3. D'une part, s'agissant du régime de franchise en base de taxe sur la valeur ajoutée, le I de l'article 293 B du code général des impôts prévoit, dans sa rédaction applicable : " : " I. Pour leurs livraisons de biens et leurs prestations de services, les assujettis établis en France (...) bénéficient d'une franchise qui les dispense du paiement de la taxe sur la valeur ajoutée, lorsqu'ils n'ont pas réalisé : 1° Un chiffre d'affaires supérieur à : a) 81 500 € l'année civile précédente ; b) Ou 89 600 € l'année civile précédente, lorsque le chiffre d'affaires de la pénultième année n'a pas excédé le montant mentionné au a ; 2° Et un chiffre d'affaires afférent à des prestations de services, hors ventes à consommer sur place et prestations d'hébergement, supérieur à : a) 32 600 € l'année civile précédente ; b) Ou 34 600 € l'année civile précédente, lorsque la pénultième année il n'a pas excédé le montant mentionné au a. ". Le 1 du II de ce même article prévoit que : " Le I cesse de s'appliquer : a) Aux assujettis dont le chiffre d'affaires de l'année en cours dépasse le montant mentionné au b du 1° du I ; b) Ou à ceux dont le chiffre d'affaires de l'année en cours afférent à des prestations de services, hors ventes à consommer sur place et prestations d'hébergement, dépasse le montant mentionné au b du 2° du I. 2. Les assujettis visés au 1 deviennent redevables de la taxe sur la valeur ajoutée pour les prestations de services et les livraisons de biens effectuées à compter du premier jour du mois au cours duquel ces chiffres d'affaires sont dépassés. (...) ". Par ailleurs, l'article L. 66 du livre des procédures fiscales, dans sa rédaction applicable prévoit : " Sont taxés d'office : (...) 3° aux taxes sur le chiffre d'affaires, les personnes qui n'ont pas déposé dans le délai légal les déclarations qu'elles sont tenues de souscrire en leur qualité de redevables des taxes ". Enfin, l'article 242 sexies de l'annexe II du code général des impôts prévoit : " Les entreprises placées sous le régime simplifié souscrivent chaque année, au plus tard le deuxième jour ouvré suivant le 1er mai la déclaration mentionnée au 3 de l'article 287 du code général des impôts suivant le modèle prescrit par l'administration. (...) ".

4. D'autre part, s'agissant du régime d'imposition des micro-entreprises, le 1 de l'article 50-0 du code général des impôts prévoit, dans sa rédaction applicable : " Les entreprises dont le chiffre d'affaires annuel, ajusté s'il y a lieu au prorata du temps d'exploitation au cours de l'année civile, n'excède pas 81 500 € hors taxes s'il s'agit d'entreprises dont le commerce principal est de vendre des marchandises, objets, fournitures et denrées à emporter ou à consommer sur place (...) ou 32 600 € hors taxes s'il s'agit d'autres entreprises, sont soumises au régime défini au présent article pour l'imposition de leurs bénéfices. (...) ". Le 2 du même article prévoit que : " Sont exclus de ce régime : b.
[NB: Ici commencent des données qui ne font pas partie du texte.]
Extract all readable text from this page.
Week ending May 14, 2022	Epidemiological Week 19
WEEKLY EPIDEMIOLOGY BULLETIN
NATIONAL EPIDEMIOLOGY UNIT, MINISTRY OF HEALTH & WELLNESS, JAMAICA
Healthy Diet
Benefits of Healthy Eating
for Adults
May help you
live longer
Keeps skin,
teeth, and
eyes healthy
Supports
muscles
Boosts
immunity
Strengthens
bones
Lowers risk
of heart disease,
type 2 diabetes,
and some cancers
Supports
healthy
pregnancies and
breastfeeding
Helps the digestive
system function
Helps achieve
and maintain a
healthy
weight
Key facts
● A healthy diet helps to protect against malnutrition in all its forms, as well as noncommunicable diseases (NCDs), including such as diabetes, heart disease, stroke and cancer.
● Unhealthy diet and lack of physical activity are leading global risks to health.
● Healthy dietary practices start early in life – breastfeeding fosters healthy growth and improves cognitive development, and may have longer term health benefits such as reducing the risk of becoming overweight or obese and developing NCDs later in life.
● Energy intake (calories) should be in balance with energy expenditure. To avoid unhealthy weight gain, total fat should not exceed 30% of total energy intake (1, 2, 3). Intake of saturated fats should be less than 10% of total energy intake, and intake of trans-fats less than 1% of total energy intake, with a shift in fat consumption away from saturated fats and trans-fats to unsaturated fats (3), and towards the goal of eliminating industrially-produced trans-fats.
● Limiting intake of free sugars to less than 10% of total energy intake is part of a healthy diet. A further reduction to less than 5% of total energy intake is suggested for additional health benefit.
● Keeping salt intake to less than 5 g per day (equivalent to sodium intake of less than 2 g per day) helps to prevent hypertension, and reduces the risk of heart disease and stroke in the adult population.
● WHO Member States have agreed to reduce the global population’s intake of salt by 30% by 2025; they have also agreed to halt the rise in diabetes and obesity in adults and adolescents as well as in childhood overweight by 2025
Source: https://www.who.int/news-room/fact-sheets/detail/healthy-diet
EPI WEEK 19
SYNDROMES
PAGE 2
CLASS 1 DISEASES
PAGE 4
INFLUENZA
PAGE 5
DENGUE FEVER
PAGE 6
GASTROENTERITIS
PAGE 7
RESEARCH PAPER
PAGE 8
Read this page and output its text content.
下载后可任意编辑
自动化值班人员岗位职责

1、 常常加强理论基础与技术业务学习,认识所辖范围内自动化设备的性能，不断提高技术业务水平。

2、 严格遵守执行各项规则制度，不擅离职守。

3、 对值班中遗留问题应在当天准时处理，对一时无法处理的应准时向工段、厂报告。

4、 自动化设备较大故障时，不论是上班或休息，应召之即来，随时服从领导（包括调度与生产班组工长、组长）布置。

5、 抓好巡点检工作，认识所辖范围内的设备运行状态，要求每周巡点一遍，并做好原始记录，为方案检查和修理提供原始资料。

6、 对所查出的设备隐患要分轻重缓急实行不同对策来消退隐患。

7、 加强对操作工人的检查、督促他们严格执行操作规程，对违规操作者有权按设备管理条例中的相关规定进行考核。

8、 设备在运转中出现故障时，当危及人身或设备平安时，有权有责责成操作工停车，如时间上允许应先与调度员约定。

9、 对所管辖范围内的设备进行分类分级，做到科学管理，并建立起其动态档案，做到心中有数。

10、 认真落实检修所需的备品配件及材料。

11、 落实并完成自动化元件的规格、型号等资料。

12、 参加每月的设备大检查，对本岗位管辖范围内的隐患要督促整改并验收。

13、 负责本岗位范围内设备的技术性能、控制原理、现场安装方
Les contribuables qui ne bénéficient pas des dispositions du I (1) de l'article 293 B. Cette exclusion prend effet à compter du 1er janvier de l'année de leur assujettissement à la taxe sur la valeur ajoutée... ". Par ailleurs, l'article L. 73 du livre des procédures fiscales prévoit : " Peuvent être évalués d'office : 1° Le bénéfice imposable des contribuables qui perçoivent des revenus provenant d'entreprises industrielles, commerciales ou artisanales, ou des revenus d'exploitations agricoles imposables selon un régime de bénéfice réel, lorsque la déclaration annuelle prévue à l'article 53 A du code général des impôts n'a pas été déposée dans le délai légal ; (...) Les dispositions de l'article L. 68 sont applicables dans les cas d'évaluation d'office prévus aux 1° et 2°. ". Enfin, l'article L.68 de ce livre prévoit : " La procédure de taxation d'office prévue aux 2° et 5° de l'article L. 66 n'est applicable que si le contribuable n'a pas régularisé sa situation dans les trente jours de la notification d'une mise en demeure. (...) ".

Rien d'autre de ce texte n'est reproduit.